Agnieszka Grzywaczewska stara się stworzyć rodzinę dla Oli i Klaudii, córek swojej zmarłej przyjaciółki Barbary.
- Zrobimy z mężem wszystko, żeby Ola i Klaudia nie odczuły braku matki i znów były radosne - zapowiada Agnieszka Grzywaczewska. - Szykujemy dokumenty z pracy i od lekarzy potwierdzające, że jesteśmy w stanie zaopiekować się dziećmi.
Dramatyczną historię tej rodziny opisywaliśmy przez kilka tygodni. 38-letnia Barbara Kubaczyńska-Budynkiewicz zmarła 11 lipca.
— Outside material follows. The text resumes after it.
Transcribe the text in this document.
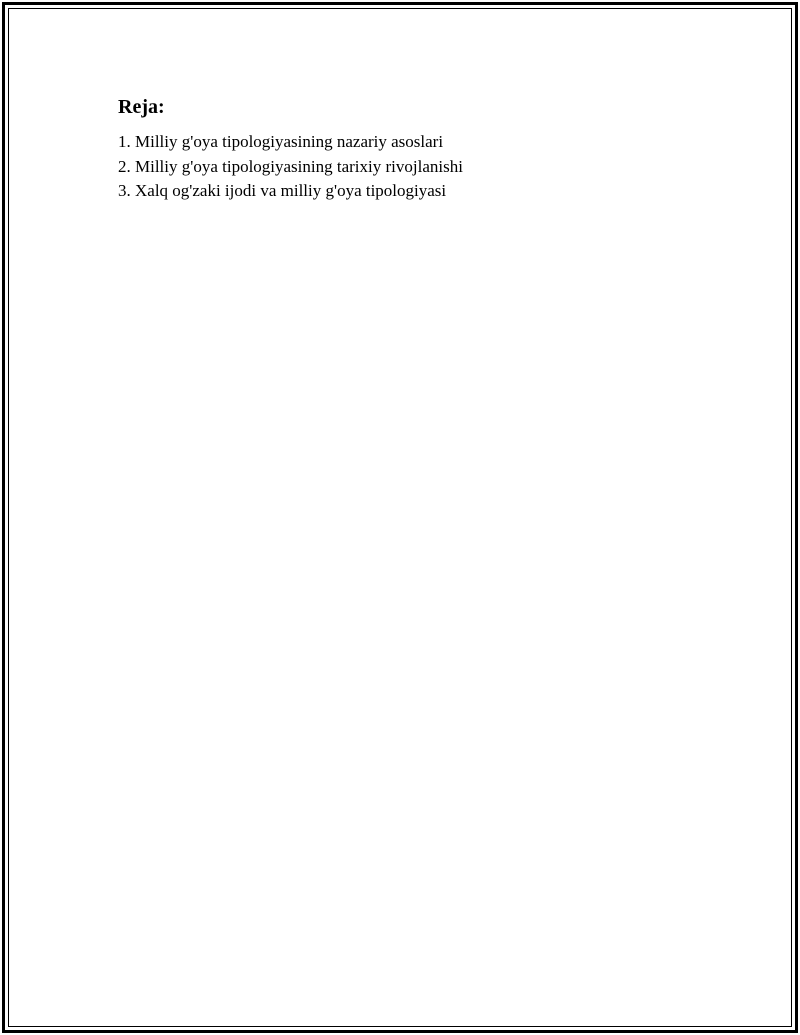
Reja:
1. Milliy g'oya tipologiyasining nazariy asoslari
2. Milliy g'oya tipologiyasining tarixiy rivojlanishi
3. Xalq og'zaki ijodi va milliy g'oya tipologiyasi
Dwa miesiące wcześniej lekarze stwierdzili u niej raka z przerzutami i wypisali ze szpitala do domu. Wraz z naszymi Czytelnikami pomogliśmy przejść Barbarze przez najtrudniejsze, ostatnie tygodnie jej życia. Dzięki nam miała opiekę medyczną i leki przeciwbólowe. Nie musiała martwić się o byt swoich dzieci. Barbara osierociła 9-letnią Olę, 11-letnią Klaudię, 15-letniego Patryka i 20-letnią Anitę.
- Takie było ostatnie życzenie Basi i chcę jej wypełnić - mówi pani Agnieszka.